法令違反事例・注意喚起

CASE 05

携帯電話不正利用防止法違反事案

法人拠点社員による不正契約および端末転売

1事案の発生
法人拠点に勤務する社員が、親族や取引先法人の本人確認書類を不正に利用し、契約者本人の意思確認や法令で定められた本人確認をおこなわないまま計45回線の不正契約を締結し、端末を転売していました。
2事案の概要
  • 法人拠点に勤務する正社員が親族の名義を利用し、本人の契約意思がないにもかかわらず回線の契約を締結していた。
  • 担当していた法人企業の本人確認書類や過去の本人確認記録を流用し、法人の契約意思がないにもかかわらず契約を締結していた。
  • 親族からの「身に覚えのない契約がある」との申告を契機に調査を実施した結果、不正契約が発覚し、対象回線はすべて解約されたことが確認された。
  • 契約された端末は全て実行者によって転売されていたことが判明した。
3法違反が
行われた背景
  • 実行者は金銭的な問題や私的事情による精神的ストレスを抱えており、端末転売により私的に金銭を得る目的で不正をおこなっていた。
  • 非対面の契約ルールである本人限定受取郵便等で端末送付をおこなっておらず、そのことが本部で適切にチェックできていなかった。
  • ID貸与が日常的におこなわれており、端末管理全般に内部統制が十分に機能しておらず、不正を防止できる体制が整備されていなかった。
  • コンプライアンス教育や店舗監督が十分におこなわれておらず、法令遵守意識の醸成が不十分であった
4法違反の処分
携帯電話不正利用防止法違反により、総務省から是正命令が発出されました。
5学ぶべき教訓

非対面営業の適正運用

法人営業の非対面でのオペレーションルールを遵守し、正しくおこなわれていることをモニタリングする内部統制が必要です。

法人契約者の本人確認

法人取引においては契約担当者と事務担当者の意思確認および適正な担当者本人確認および法人の関係者であることの確認を厳格に実施しなければなりません。

事業者端末IDの管理

多くの不正事案では、スタッフ間の事業者端末のIDの貸借や、離席時の不注意による他人使用が端緒となっています。
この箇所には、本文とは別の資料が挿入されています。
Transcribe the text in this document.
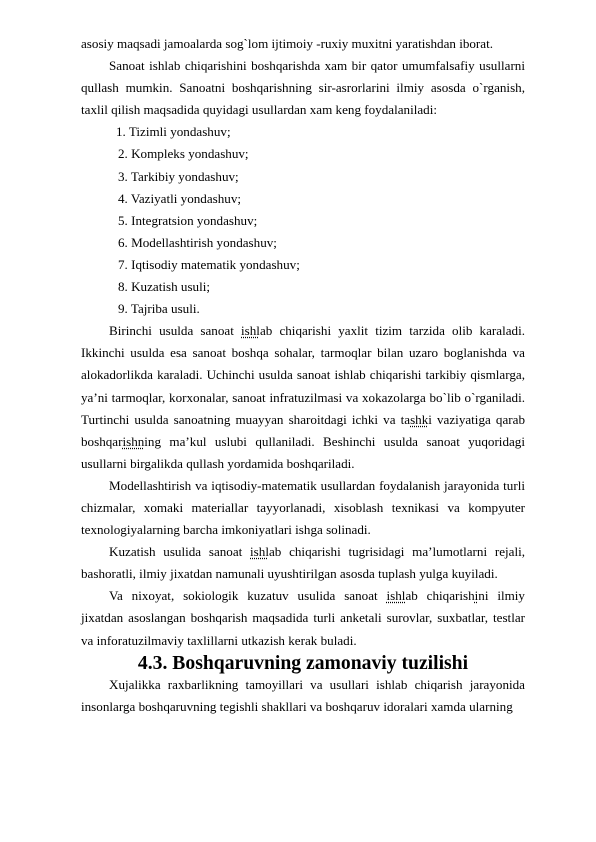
asosiy maqsadi jamoalarda sog`lom ijtimoiy -ruxiy muxitni yaratishdan iborat.

Sanoat ishlab chiqarishini boshqarishda xam bir qator umumfalsafiy usullarni qullash mumkin. Sanoatni boshqarishning sir-asrorlarini ilmiy asosda o`rganish, taxlil qilish maqsadida quyidagi usullardan xam keng foydalaniladi:

1. Tizimli yondashuv;
2. Kompleks yondashuv;
3. Tarkibiy yondashuv;
4. Vaziyatli yondashuv;
5. Integratsion yondashuv;
6. Modellashtirish yondashuv;
7. Iqtisodiy matematik yondashuv;
8. Kuzatish usuli;
9. Tajriba usuli.

Birinchi usulda sanoat ishlab chiqarishi yaxlit tizim tarzida olib karaladi. Ikkinchi usulda esa sanoat boshqa sohalar, tarmoqlar bilan uzaro boglanishda va alokadorlikda karaladi. Uchinchi usulda sanoat ishlab chiqarishi tarkibiy qismlarga, ya’ni tarmoqlar, korxonalar, sanoat infratuzilmasi va xokazolarga bo`lib o`rganiladi. Turtinchi usulda sanoatning muayyan sharoitdagi ichki va tashki vaziyatiga qarab boshqarishning ma’kul uslubi qullaniladi. Beshinchi usulda sanoat yuqoridagi usullarni birgalikda qullash yordamida boshqariladi.

Modellashtirish va iqtisodiy-matematik usullardan foydalanish jarayonida turli chizmalar, xomaki materiallar tayyorlanadi, xisoblash texnikasi va kompyuter texnologiyalarning barcha imkoniyatlari ishga solinadi.

Kuzatish usulida sanoat ishlab chiqarishi tugrisidagi ma’lumotlarni rejali, bashoratli, ilmiy jixatdan namunali uyushtirilgan asosda tuplash yulga kuyiladi.

Va nixoyat, sokiologik kuzatuv usulida sanoat ishlab chiqarishini ilmiy jixatdan asoslangan boshqarish maqsadida turli anketali surovlar, suxbatlar, testlar va inforatuzilmaviy taxlillarni utkazish kerak buladi.

4.3. Boshqaruvning zamonaviy tuzilishi

Xujalikka raxbarlikning tamoyillari va usullari ishlab chiqarish jarayonida insonlarga boshqaruvning tegishli shakllari va boshqaruv idoralari xamda ularning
ID管理は徹底しなければなりません。

端末在庫管理の徹底

端末在庫管理等の内部統制を徹底し、不正行為を実行できない環境を構築しなければなりません。

定期的な監査・巡回

管理者による定期的な拠点監査・巡回・モニタリングを実施し、組織として不正を早期に発見できる体制を整備しなければなりません。

コンプライアンス意識の浸透

コンプライアンス研修を継続的に実施するとともに、法令遵守意識を現場へ浸透させ、不正を許さない組織風土を醸成しなければなりません。